Opinion: Political grandstanding cannot happen with Hurricane Harvey relief

In this Sept. 5, 2017, photo, a worker walks past a pile of debris outside a business damaged by floodwaters in the aftermath of Hurricane Harvey in Spring, Texas. With federal disaster reserves running out, the House is swiftly moving to pass President Donald Trump’s request for a $7.9 billion first installment of relief for victims of Harvey. GOP leaders also hope to use the urgent Harvey aid bill to solve a far more vexing issue: Increasing the U.S. debt limit to permit the government to borrow freely again to cover its bills. (AP Photo/David J. Phillip)
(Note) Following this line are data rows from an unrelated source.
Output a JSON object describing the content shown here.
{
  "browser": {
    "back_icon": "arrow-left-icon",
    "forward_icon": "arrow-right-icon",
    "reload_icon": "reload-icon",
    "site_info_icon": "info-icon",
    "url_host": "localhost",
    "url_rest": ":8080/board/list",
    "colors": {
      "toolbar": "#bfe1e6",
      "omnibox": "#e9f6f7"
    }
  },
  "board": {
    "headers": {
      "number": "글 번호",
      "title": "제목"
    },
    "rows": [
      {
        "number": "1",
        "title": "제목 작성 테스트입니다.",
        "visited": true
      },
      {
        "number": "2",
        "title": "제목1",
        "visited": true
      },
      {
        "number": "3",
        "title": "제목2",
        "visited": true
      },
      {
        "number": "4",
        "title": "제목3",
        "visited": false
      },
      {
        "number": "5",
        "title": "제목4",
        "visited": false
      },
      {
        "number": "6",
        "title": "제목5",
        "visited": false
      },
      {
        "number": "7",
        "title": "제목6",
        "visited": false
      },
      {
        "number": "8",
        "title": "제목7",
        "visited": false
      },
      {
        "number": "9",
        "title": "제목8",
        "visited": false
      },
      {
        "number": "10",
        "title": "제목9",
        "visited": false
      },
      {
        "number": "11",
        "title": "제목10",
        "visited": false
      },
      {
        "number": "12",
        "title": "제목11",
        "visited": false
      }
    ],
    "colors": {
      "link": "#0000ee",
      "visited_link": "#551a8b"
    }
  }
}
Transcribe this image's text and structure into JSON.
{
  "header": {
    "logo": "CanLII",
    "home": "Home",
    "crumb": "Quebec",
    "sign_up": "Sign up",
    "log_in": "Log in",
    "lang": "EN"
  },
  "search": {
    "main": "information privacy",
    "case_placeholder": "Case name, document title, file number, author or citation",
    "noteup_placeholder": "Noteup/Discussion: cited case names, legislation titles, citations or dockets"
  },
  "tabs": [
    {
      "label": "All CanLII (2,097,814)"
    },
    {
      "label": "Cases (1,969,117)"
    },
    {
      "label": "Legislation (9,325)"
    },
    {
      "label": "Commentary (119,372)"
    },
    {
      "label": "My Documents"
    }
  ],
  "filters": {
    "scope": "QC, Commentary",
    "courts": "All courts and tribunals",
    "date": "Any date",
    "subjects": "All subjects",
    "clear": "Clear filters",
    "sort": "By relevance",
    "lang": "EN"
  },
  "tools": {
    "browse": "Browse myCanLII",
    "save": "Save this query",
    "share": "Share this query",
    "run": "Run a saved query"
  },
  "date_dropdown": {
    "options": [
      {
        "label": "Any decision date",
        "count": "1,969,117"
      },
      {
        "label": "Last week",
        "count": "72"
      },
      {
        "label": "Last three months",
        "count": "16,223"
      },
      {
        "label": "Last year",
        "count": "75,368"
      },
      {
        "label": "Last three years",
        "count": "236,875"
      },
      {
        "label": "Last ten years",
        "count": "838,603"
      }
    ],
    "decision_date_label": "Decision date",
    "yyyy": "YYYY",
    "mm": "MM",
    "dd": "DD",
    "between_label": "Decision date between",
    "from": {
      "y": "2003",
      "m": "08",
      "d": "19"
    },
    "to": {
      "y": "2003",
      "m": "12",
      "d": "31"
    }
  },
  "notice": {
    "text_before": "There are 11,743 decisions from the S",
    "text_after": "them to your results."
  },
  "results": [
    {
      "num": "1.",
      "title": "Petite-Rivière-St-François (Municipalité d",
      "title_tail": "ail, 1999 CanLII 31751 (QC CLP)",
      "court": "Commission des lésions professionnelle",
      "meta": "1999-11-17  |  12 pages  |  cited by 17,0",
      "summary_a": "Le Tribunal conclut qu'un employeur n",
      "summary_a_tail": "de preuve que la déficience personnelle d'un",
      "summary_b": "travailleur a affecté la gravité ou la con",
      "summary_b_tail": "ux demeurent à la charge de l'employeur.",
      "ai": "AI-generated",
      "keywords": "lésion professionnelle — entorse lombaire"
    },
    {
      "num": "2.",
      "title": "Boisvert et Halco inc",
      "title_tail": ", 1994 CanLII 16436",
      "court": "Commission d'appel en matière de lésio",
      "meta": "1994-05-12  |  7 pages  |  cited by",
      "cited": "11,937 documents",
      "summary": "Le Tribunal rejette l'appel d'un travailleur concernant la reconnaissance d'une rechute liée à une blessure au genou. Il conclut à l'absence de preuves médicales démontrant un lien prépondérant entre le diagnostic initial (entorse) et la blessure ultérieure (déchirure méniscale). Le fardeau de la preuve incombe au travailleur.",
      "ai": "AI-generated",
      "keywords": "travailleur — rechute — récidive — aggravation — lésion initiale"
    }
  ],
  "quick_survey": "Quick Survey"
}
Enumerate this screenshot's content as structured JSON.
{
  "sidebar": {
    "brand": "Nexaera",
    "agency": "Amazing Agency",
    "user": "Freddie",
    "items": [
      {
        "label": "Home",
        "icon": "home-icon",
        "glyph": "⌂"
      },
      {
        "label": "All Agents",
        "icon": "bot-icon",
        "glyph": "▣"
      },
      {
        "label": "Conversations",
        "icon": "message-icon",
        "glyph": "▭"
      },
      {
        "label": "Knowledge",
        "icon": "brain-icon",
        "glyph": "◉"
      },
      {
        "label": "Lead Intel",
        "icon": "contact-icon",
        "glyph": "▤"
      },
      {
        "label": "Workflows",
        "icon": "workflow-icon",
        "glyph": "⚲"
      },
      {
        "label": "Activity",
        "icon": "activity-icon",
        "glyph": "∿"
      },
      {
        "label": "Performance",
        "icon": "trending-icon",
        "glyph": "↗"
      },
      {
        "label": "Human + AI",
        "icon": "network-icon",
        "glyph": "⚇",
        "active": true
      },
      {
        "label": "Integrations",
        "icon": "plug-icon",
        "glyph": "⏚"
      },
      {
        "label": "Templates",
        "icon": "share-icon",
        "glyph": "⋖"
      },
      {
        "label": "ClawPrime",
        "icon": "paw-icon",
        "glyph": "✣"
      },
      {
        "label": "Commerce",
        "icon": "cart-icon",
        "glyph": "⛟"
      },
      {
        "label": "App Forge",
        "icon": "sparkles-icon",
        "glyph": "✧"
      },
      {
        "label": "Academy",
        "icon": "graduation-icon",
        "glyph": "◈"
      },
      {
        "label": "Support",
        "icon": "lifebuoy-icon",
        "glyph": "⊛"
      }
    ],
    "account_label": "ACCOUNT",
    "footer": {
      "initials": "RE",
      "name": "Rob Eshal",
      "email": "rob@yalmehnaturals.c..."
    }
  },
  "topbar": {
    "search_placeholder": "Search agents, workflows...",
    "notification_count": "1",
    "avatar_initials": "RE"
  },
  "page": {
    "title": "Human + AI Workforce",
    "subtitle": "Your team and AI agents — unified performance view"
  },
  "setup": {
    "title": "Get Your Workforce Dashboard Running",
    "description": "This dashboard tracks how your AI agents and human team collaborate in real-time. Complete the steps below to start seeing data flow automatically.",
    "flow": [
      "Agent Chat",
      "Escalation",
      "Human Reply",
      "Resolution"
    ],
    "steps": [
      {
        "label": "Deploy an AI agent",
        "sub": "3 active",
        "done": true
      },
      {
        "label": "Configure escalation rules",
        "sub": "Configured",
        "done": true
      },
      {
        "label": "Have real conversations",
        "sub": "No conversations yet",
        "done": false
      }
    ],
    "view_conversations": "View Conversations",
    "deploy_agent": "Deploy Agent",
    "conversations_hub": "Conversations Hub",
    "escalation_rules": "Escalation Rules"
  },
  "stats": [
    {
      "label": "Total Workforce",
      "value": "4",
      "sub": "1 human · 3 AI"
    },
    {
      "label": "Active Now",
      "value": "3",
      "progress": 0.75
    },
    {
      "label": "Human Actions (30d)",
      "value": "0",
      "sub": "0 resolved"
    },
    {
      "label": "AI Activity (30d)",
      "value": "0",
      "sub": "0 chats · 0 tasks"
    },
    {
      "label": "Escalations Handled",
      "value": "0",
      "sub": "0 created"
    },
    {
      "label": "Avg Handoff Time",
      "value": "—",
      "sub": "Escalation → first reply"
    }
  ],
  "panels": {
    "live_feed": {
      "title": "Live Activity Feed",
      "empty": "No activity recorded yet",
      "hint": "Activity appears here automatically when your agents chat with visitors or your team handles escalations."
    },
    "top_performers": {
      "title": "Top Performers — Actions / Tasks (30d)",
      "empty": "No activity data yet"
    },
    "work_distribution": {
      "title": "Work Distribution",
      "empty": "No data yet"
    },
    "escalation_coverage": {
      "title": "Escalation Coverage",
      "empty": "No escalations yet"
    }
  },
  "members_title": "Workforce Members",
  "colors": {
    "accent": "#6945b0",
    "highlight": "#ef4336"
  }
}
EDITOR'S NOTE: Boris Epshteyn formerly served as a Senior Advisor to the Trump Campaign and served in the White House as Special Assistant to The President and Assistant Communications Director for Surrogate Operations.

WASHINGTON (Sinclair Broadcast Group) - Money is key to recovery from the destruction caused by Hurricane Harvey.

It is too early to know what the final cost will be to fully repair the damage. Estimates have come in as high as $190 billion, according to AccuWeather. That far exceeds the cost of recovery from both Hurricane Katrina and Hurricane Sandy.

The White House is requesting Congress authorize $7.85 billion for initial recovery efforts.

While it is widely expected that Congress find a way to provide this initial funding for relief efforts - the question is whether they will deliver enough to cover the full recovery costs, as they should.

Living in New York, my family and I saw firsthand the devastation that Hurricane Sandy brought in 2012.

Back then, certain lawmakers chose political grandstanding over providing the much-needed government assistance, which was significantly delayed as a result. No matter how divided our politicians are, that cannot occur again.

Here is the bottom line : we cannot let the bungled federal response following Hurricane Sandy happen to the victims of Hurricane Harvey. It is not who we are as Americans. Congress needs to be responsible when spending our tax dollars. In this case, their responsibility is to make sure that those suffering after Harvey get all the help they need.